In the same interview with CBC's David Cochrane, he said this:
"So if we're [$]120 on the front end and we're [$]60 on the back end, we end up exactly where we budgeted," he said.
"Exactly where we budgeted" is a $414 million deficit on the combined current and capital account and a further $380 million in borrowing to cover other financial transactions for a grand total of $794 million in new debt.
That's not the $544 million surplus the finance minister mentioned in his budget speech.
It isn't the $291 million surplus Dominion Bond Rating Service projected just this week.
And it sure as heck isn't anything close to meeting or exceeding the surplus projections. In early October, Memorial University economist Wade Locke predicted that the provincial government "should have a budget surplus even bigger than they what they had forecast." That wasn't even likely when he made the prediction.

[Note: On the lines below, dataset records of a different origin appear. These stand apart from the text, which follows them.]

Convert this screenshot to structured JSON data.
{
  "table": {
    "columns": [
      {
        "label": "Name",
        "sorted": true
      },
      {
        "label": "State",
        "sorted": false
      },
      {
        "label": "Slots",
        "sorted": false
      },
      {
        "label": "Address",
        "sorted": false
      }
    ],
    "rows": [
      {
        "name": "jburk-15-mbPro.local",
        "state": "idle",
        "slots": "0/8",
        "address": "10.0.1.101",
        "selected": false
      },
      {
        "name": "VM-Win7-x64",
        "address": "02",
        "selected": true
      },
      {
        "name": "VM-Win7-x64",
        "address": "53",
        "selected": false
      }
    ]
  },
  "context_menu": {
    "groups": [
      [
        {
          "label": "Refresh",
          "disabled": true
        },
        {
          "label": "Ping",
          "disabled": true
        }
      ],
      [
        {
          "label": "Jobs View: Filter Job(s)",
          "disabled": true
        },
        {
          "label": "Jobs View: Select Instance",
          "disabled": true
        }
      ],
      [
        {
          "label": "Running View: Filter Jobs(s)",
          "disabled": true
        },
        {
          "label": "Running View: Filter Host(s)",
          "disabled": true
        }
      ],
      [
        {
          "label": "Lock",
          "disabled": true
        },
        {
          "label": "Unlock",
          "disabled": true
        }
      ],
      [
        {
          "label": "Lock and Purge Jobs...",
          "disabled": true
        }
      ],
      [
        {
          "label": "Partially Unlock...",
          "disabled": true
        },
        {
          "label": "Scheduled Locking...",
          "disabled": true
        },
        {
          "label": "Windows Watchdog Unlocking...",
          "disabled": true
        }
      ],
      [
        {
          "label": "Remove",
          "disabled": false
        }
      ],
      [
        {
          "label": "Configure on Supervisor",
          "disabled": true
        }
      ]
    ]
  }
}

Oh, by the way, the shortfall last year - covered by new borrowing - amounted to $110 million, not the $88 million reported in the spring budget. You'll find the revised figure in a report on the government spending for Fiscal Year 2007 published quietly - without a news release or a mention in public - last August.
The confused picture of the provincial government's financial state won't be made any clearer until late November - or maybe early December - when the finance minister issues a "mid-year" financial update.
The middle of the fiscal year is October.